European Journal of Trauma and Emergency Surgery - Tập 48 - Trang 2709-2716 - 2021
Shang-Lin Hsieh1, Chien-Han Hsiao2, Wen-Chu Chiang3, Sang Do Shin4, Sabariah Faizah Jamaluddin5, Do Ngoc Son6, Ki Jeong Hong4, Sun Jen-Tang7, Weide Tsai1, Ding-Kuo Chien1, Wen-Han Chang1, Tse-Hao Chen1
1Department of Emergency Medicine, Mackay Memorial Hospital, Taipei, Taiwan
2Department of Linguistics, Indiana University, Bloomington, USA
3Department of Emergency Medicine, Yunlin Branch, National Taiwan University Hospital, Douliu City, Taiwan
4Department of Emergency Medicine, Seoul National University College of Medicine and Hospital, Seoul, Korea
5Faculty of Medicine, Universiti Teknologi MARA, Shah Alam, Malaysia
6Center for Emergency Medicine, Bach Mai Hospital, Hanoi, Vietnam
7Department of Emergency Medicine, Far Eastern Memorial Hospital, New Taipei City, Taiwan

Tóm tắt

This study examined the association between lapsed time and trauma patients, suggesting that a shorter time to definitive care leads to a better outcome.

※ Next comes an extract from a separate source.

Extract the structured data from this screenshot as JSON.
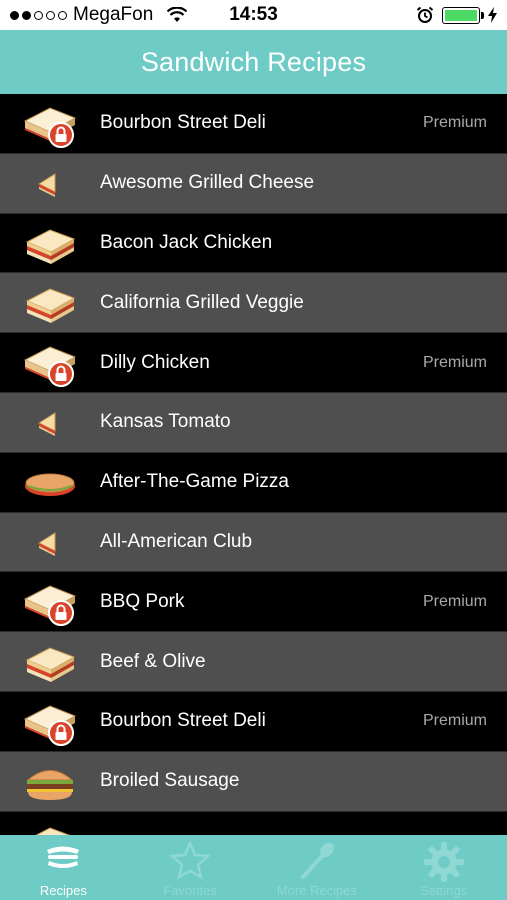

We used the Pan-Asian Trauma Outcome Study registry to analyze a retrospective cohort of 963 trauma patients who received surgical intervention or transarterial embolization within 2 h of injury in Asian countries between January 2016 and December 2020. Exposure measurement was recorded every 30 min from injury to definitive care. The 30 day mortality rate and functional outcome were studied using the Modified Rankin Scale ratings of 0–3 vs 4–6 for favorable vs poor functional outcomes, respectively. Subgroup analyses of different injury severities and patterns were performed. The mean time from injury to definitive care was 1.28 ± 0.69 h, with cases categorized into the following subgroups: < 30, 30–60, 60–90, and 90–120 min. For all patients, a longer interval was positively associated with the 30 day mortality rate (p = 0.053) and poor functional outcome (p < 0.05). Subgroup analyses showed the same association in the major trauma (n = 321, p < 0.05) and torso injury groups (n = 388, p < 0.01) with the 30 day mortality rate and in the major trauma (p < 0.01), traumatic brain injury (n = 741, p < 0.05), and torso injury (p < 0.05) groups with the poor functional outcome. Even within 2 h, a shorter time to definitive care is positively associated with patient survival and functional outcome, especially in the subgroups of major trauma and torso injury.